Authored by david-arm on Feb 14 2023, 2:06 PM.

Details

Summary

This an alternate to D87479 that uses LoopInfo when available
to more precisely target the problematic transform. If we
know the fmul lives in a loop then we will only sink the fdiv
if it's not loop invariant. Otherwise, if we don't have any
loop information, or the fmul is not in a loop we only combine
the fmul and fdiv if they are in the same block. Allowing the
transform early in the optimization pipeline (because there
may not be any LoopInfo yet) doesn't seem like a bad thing.

As discussed in D143631, there's a larger issue between
reassociation/combining/LICM because this doesn't solve a more
general problem that we can show in an example with no fdivs:
https://godbolt.org/z/xrs9xfGrf

...but this does manage to avoid the problem in the motivating
test for D143631.

Co-authored-by: Sanjay Patel <spatel@rotateright.com>

Diff Detail

Event Timeline

spatel created this revision.Feb 14 2023, 2:06 PM
Herald added a project: Restricted Project. · View Herald TranscriptFeb 14 2023, 2:06 PM
spatel requested review of this revision.Feb 14 2023, 2:06 PM
Herald added a project: Restricted Project. · View Herald TranscriptFeb 14 2023, 2:06 PM
nikic requested changes to this revision.Feb 14 2023, 11:35 PM

Before we do this, we should change InstCombine to accept a pass parameter that determines whether LoopInfo is used or not. Currently, we will use it if it happens to be cached, which is very fragile under the new pass manager. I think the particular motivating case will work because InstCombine is preceded by an AlignmentFromAssumption pass, which requires SCEV, which requires LoopInfo, and which preserves CFG. But in other pipeline positions we will randomly either use or not use LoopInfo, depending on whether passes in between happened to make a change or not.

Instead we should specify whether each specific InstCombine invocation should be using LoopInfo or not (probably based on guaranteed availability at that pipeline position).

This revision now requires changes to proceed.Feb 14 2023, 11:35 PM
david-arm commandeered this revision.Mar 22 2023, 2:30 AM
david-arm edited reviewers, added: spatel; removed: david-arm.

I have spoken with @spatel who said he is unlikely to have much time to progress this patch and he's happy for me to commandeer it. I would like to make progress on this because it is an important fix on AArch64 for the SPEC2017 benchmark parest.

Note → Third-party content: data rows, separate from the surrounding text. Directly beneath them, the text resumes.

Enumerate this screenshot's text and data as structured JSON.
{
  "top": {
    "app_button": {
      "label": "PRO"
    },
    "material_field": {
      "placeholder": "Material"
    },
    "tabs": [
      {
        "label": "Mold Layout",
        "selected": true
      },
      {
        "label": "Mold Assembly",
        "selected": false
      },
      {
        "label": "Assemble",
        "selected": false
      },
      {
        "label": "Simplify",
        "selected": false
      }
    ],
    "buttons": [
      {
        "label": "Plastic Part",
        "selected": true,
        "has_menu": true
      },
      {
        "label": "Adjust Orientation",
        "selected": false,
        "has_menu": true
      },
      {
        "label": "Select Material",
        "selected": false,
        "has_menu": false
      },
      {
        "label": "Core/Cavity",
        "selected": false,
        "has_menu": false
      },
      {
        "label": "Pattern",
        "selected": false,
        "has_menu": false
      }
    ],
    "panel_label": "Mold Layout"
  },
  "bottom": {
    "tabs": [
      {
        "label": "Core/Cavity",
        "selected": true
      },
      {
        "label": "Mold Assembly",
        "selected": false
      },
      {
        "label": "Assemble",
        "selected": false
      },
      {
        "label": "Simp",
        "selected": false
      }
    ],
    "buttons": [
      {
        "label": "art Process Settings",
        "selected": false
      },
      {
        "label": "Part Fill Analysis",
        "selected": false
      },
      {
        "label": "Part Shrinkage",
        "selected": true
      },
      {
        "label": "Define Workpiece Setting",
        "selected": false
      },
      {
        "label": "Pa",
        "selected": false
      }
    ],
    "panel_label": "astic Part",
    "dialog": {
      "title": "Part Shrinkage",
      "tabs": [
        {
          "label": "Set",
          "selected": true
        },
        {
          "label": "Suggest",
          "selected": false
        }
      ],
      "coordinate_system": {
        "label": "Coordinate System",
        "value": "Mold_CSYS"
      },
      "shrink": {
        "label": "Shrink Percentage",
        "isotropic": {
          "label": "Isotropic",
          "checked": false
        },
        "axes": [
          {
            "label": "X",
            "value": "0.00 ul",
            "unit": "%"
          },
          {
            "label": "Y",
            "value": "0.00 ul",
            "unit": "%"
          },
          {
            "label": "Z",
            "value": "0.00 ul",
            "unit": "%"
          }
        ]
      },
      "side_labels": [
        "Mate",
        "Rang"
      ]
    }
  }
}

@nikic do you have any thoughts about whether it's worth re-opening D144274 and potentially using the LoopInfo in more places to fix the compile-time issue you saw?

Hi @david-arm, I can see the value of adding LoopInfo and using that to avoid reversing some of LICM's decisions, but I believe this patch makes the decision the wrong way around.
Rather than making the combine unless it can prove that it doesn't reverse LICM, I'd rather see InstCombine not make the combine unless it can prove that it's not reversing LICM.

To clarify, at the moment InstCombine has the following behaviour:

(A) Combine the reciprocal + fmul => fdiv always

With this patch, the behaviour changes when LoopInfo is available:

(B) Combine the reciprocal + fmul => fdiv only if the reciprocal has not been hoisted (requires LoopInfo)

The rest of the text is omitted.